The industry is defined by process nodes, named by feature size (though the numbers are increasingly marketing terms rather than physical measurements). As of early 2026, the leading edge is TSMC's 3nm (N3) process, used in Apple's A17 Pro and M3 chips, with 2nm expected in 2025-2026. Each node generation increases transistor density by roughly 50-70%, enabling either more powerful or more energy-efficient chips. NVIDIA's AI GPUs are fabricated on TSMC's processes: the H100 used 4nm, and the B200 uses TSMC's custom 4NP process.
The geopolitical concentration is striking. TSMC (Taiwan Semiconductor Manufacturing Company) fabricates approximately 90% of the world's most advanced chips. Samsung is the only other company manufacturing at comparable scales. This concentration in Taiwan has made semiconductor fabrication a geopolitical flashpoint, driving massive government investments: the US CHIPS Act ($52 billion), European Chips Act (â43 billion), and similar programs in Japan, South Korea, and India aim to diversify manufacturing geography.

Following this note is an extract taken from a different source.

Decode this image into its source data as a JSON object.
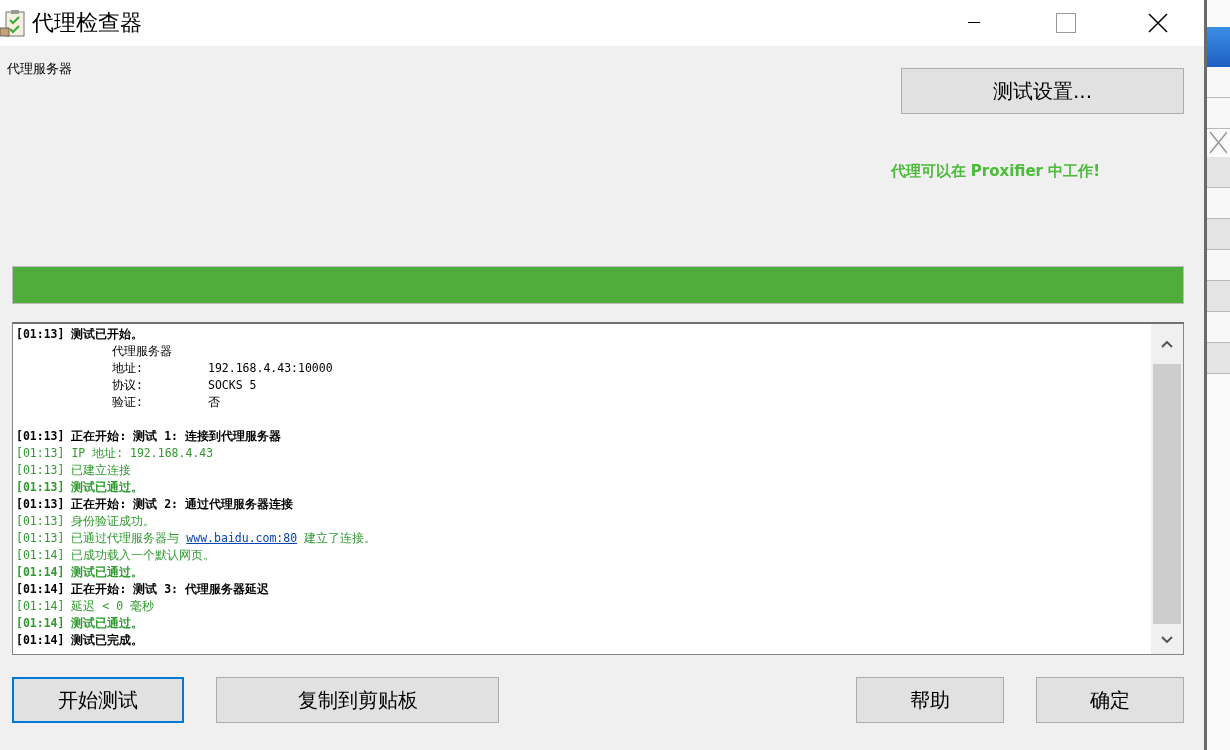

ASML, the Dutch company that produces EUV (Extreme Ultraviolet) lithography machines, holds another critical bottleneck. EUV lithography — required for sub-7nm manufacturing — uses 13.5nm wavelength light generated by vaporizing tin droplets with a laser, focused through complex mirror optics. Each EUV machine costs $350+ million and ASML is the sole supplier. No EUV machines, no leading-edge chips.
For AI specifically, fabrication capacity directly constrains the supply of AI accelerators and HBM. The explosive demand for AI compute has made TSMC's advanced nodes allocation-constrained, with major customers (NVIDIA, Apple, AMD, Qualcomm) competing for wafer starts. This supply constraint is one reason AI infrastructure build-out is measured in years rather than months.
The physics of continued scaling is increasingly challenging. Below 2nm, quantum effects make traditional transistor architectures unreliable. The industry is transitioning to gate-all-around (GAA) transistors, backside power delivery, and eventually stacked (3D) transistor architectures to continue the performance trajectory that AI's computational appetite demands.